= Texas Alliance for Life =

Anti-abortion organization

The Texas Alliance for Life is an anti-abortion lobbying organization in the State of Texas. The group opposes "the advocacy and practice of abortion (except to preserve the mother's life)." The group also opposes euthanasia and "all forms of assisted suicide." It is based in Austin, Texas.

==Leadership and political activities==
Joe Pojman is the founder and executive director of Texas Alliance for Life. He is a registered lobbyist in Texas, and in 2013 said that he had "been lobbying the Capitol for 26 years."

Texas Alliance for Life helped draft a strict state anti-abortion law (House Bill 2 of 2013) that imposed targeted regulation of abortion providers, leading to the closure more than two dozen clinics across Texas. The legislation was struck down as unconstitutional by the U.S. Supreme Court in Whole Woman's Health v. Hellerstedt in 2016. After the ruling, the Texas Alliance for Life shifted its focus to pushing for "increasing funding to the state's Alternatives to Abortion program."

The group has pushed for the defunding of Planned Parenthood. In the 2012 session, Pojman said the group's top priority was to "'continue to defund Planned Parenthood' by banning health providers affiliated with abortion providers from participating in the state's Medicaid program." In 2015, Pojman celebrated the Texas Legislature's passage of legislation laws that the group had pushed for to expel Planned Parenthood from a joint state-federal cancer screening program "and cut off the last bit of taxpayer money the organization received." Planned Parenthood clinics that had previous received cancer screening funds under the program were already barred from performing abortions."

Pojman supported Texas's highly controversial proposed "fetal remains" regulation, which sought to compel the "cremation or interment of aborted or miscarried fetuses."

The group has often clashed with another Texas anti-abortion group, the Texas Right to Life PAC. The Dallas News reported: "The policy differences the groups deem insurmountable would probably be imperceptible to most people. A bill by Texas Alliance for Life is more likely to include exceptions in extreme circumstances, whereas those supported by Texas Right to Life are usually more uncompromising." For example, Texas Alliance for Life has sponsored legislation to restrict or ban abortion with "exceptions for rape, incest or fetal anomalies" while Texas Right to Life PAC "opposes abortion in all circumstances." Texas Alliance for Life PAC "has primarily allied itself with establishment incumbents, some in key leadership positions" while the more hardline Texas Right to Life PAC "has thrown its weight behind ultra-conservative newcomers."

==Brain death controversy==
Pojman argued for continuation of artificial life support for the body of Marlise Munoz.
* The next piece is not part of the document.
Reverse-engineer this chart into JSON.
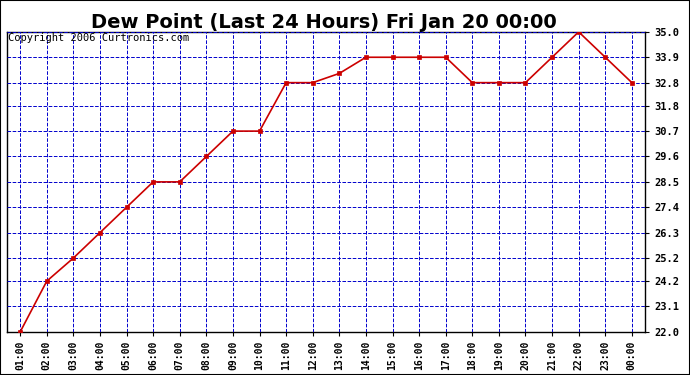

She was 14 weeks pregnant when her husband found her unconscious in November, possibly from a blood clot. Munoz subsequently died from brain death. Prior to her death, Munoz had indicated that she would not like to be kept artificially alive if brain dead. The fetus had suffered from oxygen deprivation and was suspected to be non-viable; the fetus's lower extremities were deformed to the extent that the gender couldn't be determined, had fluid building up inside the skull (hydrocephalus); and possibly had a heart problem. An attorney who had helped rewrite the Texas state law being used to keep her body on life support at John Peter Smith Hospital said that there was a problem with the application of the law to a patient that was no longer alive. Her husband Eric, with the support of her family, successfully sued the hospital for withdrawing treatment.

Numerous states have adopted laws restricting the ability of doctors to end artificial life support for terminally ill pregnant patients with 12 of those states (including Texas) with the most restrictive such laws, which automatically invalidate a woman’s advance directive if she is pregnant stating that, regardless of the progression of the pregnancy, a woman must remain on life sustaining treatment until she gives birth with no exception for patients who will be in prolonged severe pain or who will be physically harmed by continuing life sustaining treatment. Pojman, who was also involved in the drafting of the law, said the hospital is correctly abiding by the law's goal of protecting the rights of an unborn child.